Okay. We were facing a serious tornado and large-hail threat last night that fizzled out at the last moment. Worn out from all the prep of putting various forms of makeshift cushioning on the cars to minimize hail damage.
Feeling pretty good the last few days, though I seem to have developed a different trigger tic, muscle in my upper right back seems to cramp up. But with God's help, I'll knock this one out too.
Starlight I understand the feeling of pain and emptiness that you describe. I live for my daughter and don’t know if I would be here if she were gone. Now she suffers from severe depression at 15, she’s so much like me. She asks what the point is of living. It’s hard when I don’t really have the answer myself, except to help others. Too often lately I feel so low that I don’t have the energy or drive to help others. But I have to keep moving forward and try to find the answers myself because I believe I have find and model a happy life for her, or she may never find her own way. I will keep searching and live as long as I can also. ❤️
You are strong. You are there for your daughter modeling strength and you don’t give up. What is your spirit animal?❤️
I hear what your saying cause at times i4 feel the exact same way. But it must be a way for you to change things around. I hope you can figure it out
I lost my father from suicide. I didn't understand his pain. I was in my late teens. My brother was twelve. This was fifty years ago. Not a day goes by that I don't think of him. Sometimes the good times sometimes that awful day. As a father ur life is very important. I hope you find goodness in your day that diminishes your pain. Glad you found your way to this group.

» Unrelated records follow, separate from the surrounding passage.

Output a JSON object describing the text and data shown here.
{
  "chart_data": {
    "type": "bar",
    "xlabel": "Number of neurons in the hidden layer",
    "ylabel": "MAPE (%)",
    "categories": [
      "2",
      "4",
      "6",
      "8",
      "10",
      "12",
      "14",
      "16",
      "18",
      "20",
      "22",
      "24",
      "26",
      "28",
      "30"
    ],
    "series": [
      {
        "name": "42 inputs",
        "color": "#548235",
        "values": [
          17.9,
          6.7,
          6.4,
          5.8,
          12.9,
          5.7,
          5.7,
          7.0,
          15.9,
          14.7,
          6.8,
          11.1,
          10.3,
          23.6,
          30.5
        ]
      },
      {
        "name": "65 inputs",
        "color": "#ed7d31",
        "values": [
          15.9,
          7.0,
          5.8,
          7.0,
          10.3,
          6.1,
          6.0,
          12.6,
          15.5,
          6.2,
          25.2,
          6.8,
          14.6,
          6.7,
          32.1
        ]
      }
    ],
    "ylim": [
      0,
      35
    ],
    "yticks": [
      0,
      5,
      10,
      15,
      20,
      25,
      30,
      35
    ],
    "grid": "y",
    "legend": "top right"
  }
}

I’m so sorry for your loss. My brother killed himself too. I know it’s not something I want to do when I’m feeling ok but when I get pulled deep down well you know I don’t think I ever would now but I think about it for later. My mom has Alzheimer’s and I don’t want to be where she is.
Starr, My mother grew up on a farm in Mississippi during the depression of the 30's. When someone had a difficult life she would say "they have a tough row to hoe". I hear her words in my mind often. The tragedy that you have lived through certainly deserves to be acknowledged. I do not understand the randomness of life either. But I hope you find comfort in those who have shown you love and kindness. The future is the great unknown. Stay connected with this group and they will help you see the good in each day and support you through difficulties that might come. I will look for your post and hope to be your friend.
Focusing on what you can control is a good thing to do. I understand your feelings. Sometimes I feel that way too. My family is my reason for living. If it weren't for them, I wouldn't want to be here. The more my mother's dementia advances, the more depressed I get. It's hard living through what's know as the long goodbye. I believe in God, but I don't understand this. He has His plan, whatever it is. I'm trying hard to learn to accept things as they are. I'll tell you what helps lift me. I read uplifting books, watch funny and uplifting movies, and take walks while noticing the nature around me. I also do yoga and qigong with the help of instructors on YouTube and DVDs.